Le cattive notizie hanno un potere fortemente distruttivo. Non occorre approfondire molto questo concetto: a nessuno va di impegnarsi per quella che si percepisce come una “causa persa” e, se si viene a sapere che un certo tipo di azione, uno sforzo, un progetto ha molte più probabilità di fallire che di riuscire, molte meno persone sceglieranno di continuare a impegnarvisi.
Proprio questo, purtroppo, è l’atteggiamento di molti rispetto alla sostenibilità: chi è già alla ricerca di scuse per non alterare i propri comportamenti poco sostenibili (se parliamo di individui) o, peggio, le proprie pratiche altamente inquinanti (se parliamo di stati o aziende) non chiede di meglio che sentirsi dire che il cambiamento climatico ha raggiunto un punto di non ritorno per stabilire che non vale la pena cambiare le cose.

Se non c’è più nulla da fare, perché sforzarsi? Se non c’è speranza, perché rinunciare a un guadagno o una comodità? Uno studio pubblicato sulla prestigiosa rivista Nature dimostra che le cose non stanno proprio così.

 

 

 

 

Il cambiamento climatico non è senza ritorno

Che cosa vuol dire raggiungere un punto di “non ritorno”? In sostanza si tratta del momento in cui, teoricamente, le conseguenze dei danni già apportati all’ambiente superano le nostre capacità di porvi rimedio e frenarne gli effetti. L’estinzione di una specie, per esempio, è un punto di non ritorno, a meno che non si venga a scoprire che qualche esemplare è sopravvissuto, magari in ecosistemi dove non si pensava di incontrarlo.

Nel caso del cambiamento climatico si analizzano diversi punti di non ritorno, ovvero quei momenti in cui si innescano fenomeni considerati irreversibili indipendentemente dagli sforzi che vengono fatti per contrastarli. Tutto dipende dalla portata e dalla rapidità di tali fenomeni.

 

 

Quali sono disastri climatici che possiamo ancora evitare?

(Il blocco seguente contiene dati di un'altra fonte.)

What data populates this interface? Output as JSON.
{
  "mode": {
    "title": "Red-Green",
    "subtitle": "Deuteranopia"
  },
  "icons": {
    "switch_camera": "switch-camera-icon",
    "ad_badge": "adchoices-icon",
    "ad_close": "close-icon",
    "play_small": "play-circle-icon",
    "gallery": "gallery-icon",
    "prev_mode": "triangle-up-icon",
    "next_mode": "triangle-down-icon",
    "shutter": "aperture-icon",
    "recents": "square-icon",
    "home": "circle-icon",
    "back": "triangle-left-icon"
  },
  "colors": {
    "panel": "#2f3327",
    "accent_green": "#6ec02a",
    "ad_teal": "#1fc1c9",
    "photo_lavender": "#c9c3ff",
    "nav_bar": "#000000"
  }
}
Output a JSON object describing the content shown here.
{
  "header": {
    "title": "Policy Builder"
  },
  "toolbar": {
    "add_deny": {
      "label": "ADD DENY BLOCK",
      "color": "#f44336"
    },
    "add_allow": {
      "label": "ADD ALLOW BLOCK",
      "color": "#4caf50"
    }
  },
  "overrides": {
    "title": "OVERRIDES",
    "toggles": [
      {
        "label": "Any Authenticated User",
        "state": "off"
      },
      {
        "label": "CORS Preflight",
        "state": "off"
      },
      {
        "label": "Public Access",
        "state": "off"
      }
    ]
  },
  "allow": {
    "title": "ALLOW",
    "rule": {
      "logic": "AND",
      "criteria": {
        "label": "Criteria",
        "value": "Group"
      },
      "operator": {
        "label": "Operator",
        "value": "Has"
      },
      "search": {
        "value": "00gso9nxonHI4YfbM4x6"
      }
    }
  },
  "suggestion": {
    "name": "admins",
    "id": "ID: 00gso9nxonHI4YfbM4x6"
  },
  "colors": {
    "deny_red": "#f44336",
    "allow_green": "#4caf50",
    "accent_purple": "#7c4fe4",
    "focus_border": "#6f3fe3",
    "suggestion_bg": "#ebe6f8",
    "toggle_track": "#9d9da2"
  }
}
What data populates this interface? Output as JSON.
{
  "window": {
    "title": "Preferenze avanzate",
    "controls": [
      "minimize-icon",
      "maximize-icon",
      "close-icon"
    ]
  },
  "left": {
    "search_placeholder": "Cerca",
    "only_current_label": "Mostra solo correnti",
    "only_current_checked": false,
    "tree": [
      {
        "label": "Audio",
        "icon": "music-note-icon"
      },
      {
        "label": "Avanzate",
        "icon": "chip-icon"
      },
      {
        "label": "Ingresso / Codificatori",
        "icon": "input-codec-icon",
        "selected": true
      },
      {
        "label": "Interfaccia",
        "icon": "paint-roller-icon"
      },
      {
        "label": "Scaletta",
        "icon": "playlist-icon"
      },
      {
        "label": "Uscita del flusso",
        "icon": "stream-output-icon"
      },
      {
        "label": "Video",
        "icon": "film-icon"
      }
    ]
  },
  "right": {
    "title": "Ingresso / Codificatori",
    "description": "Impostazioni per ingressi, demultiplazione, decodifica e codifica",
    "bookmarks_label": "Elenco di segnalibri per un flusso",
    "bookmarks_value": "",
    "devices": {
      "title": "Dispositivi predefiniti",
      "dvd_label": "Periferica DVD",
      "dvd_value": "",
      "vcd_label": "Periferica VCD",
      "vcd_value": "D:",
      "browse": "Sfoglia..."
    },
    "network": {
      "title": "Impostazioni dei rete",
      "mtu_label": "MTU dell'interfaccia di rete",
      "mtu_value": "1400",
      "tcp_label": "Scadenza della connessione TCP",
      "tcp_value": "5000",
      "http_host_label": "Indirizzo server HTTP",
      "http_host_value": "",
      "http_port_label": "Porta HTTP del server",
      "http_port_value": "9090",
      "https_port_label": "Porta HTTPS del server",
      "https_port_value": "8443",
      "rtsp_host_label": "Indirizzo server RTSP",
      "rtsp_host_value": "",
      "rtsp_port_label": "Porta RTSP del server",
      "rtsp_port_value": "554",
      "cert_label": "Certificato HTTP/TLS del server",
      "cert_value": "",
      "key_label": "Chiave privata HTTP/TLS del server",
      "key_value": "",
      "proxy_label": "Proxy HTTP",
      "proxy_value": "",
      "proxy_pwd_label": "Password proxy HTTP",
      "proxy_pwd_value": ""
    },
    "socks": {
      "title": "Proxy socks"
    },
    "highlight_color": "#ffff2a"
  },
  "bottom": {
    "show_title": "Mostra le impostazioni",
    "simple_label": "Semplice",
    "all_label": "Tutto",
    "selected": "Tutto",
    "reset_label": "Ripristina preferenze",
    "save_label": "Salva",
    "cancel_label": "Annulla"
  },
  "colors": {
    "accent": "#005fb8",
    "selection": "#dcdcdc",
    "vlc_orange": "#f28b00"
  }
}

Ci sono alcuni fenomeni legati al riscaldamento globale che siamo abituati a considerare punti di non ritorno, ma che in realtà non lo sono. Uno di questi è lo scioglimento dei ghiacciai, il cui andamento è abbastanza lento da lasciare alle nostre politiche climatiche la possibilità di invertire la tendenza. Questo non vuol dire che non sia un problema grave che dobbiamo affrontare, ma semplicemente che, a differenza di altri, abbiamo la possibilità di risolverlo se agiamo rapidamente.

La distruzione e il degrado della foresta Amazzonica, invece, è ormai considerato irreversibile: il suo assetto si modificherà definitivamente prima che qualsiasi misura adottata per evitarne la decadenza inizi ad avere effetti positivi.

 

 

Perché è importante conoscere la verità sul riscaldamento globale?

Negli ultimi anni quasi tutti i grandi organismi internazionali hanno fissato degli obiettivi relativi alla riduzione delle emissioni e all’abbandono dei combustibili fossili. In molti paesi, come la Germania, questi obiettivi sono stati anche ridiscussi, perché considerati troppo “moderati” e perché permettevano di continuare a emettere CO2 nell’atmosfera e a consumare carburanti provenienti da fonti non rinnovabili per molti anni, a causa di traguardi lontani nel tempo.

Cosa vuol dire questo, in pratica? Che le generazioni attuali hanno in qualche modo cercato di scaricare il peso del cambiamento su quelle future, pur sapendo che, se non si agisce fin da subito, questo cambiamento sarà impossibile. Proprio per evitare che i fenomeni negativi innescati dalla nostra presenza nell’ambiente diventino irreversibili, è importante porre traguardi che costituiscano davvero delle sfide per la nostra società, per gli stati, per le aziende e per noi tutti a livello collettivo e individuale. Solo così potremo invertire la tendenza che ci ha portati alla crisi ecologica che stiamo vivendo.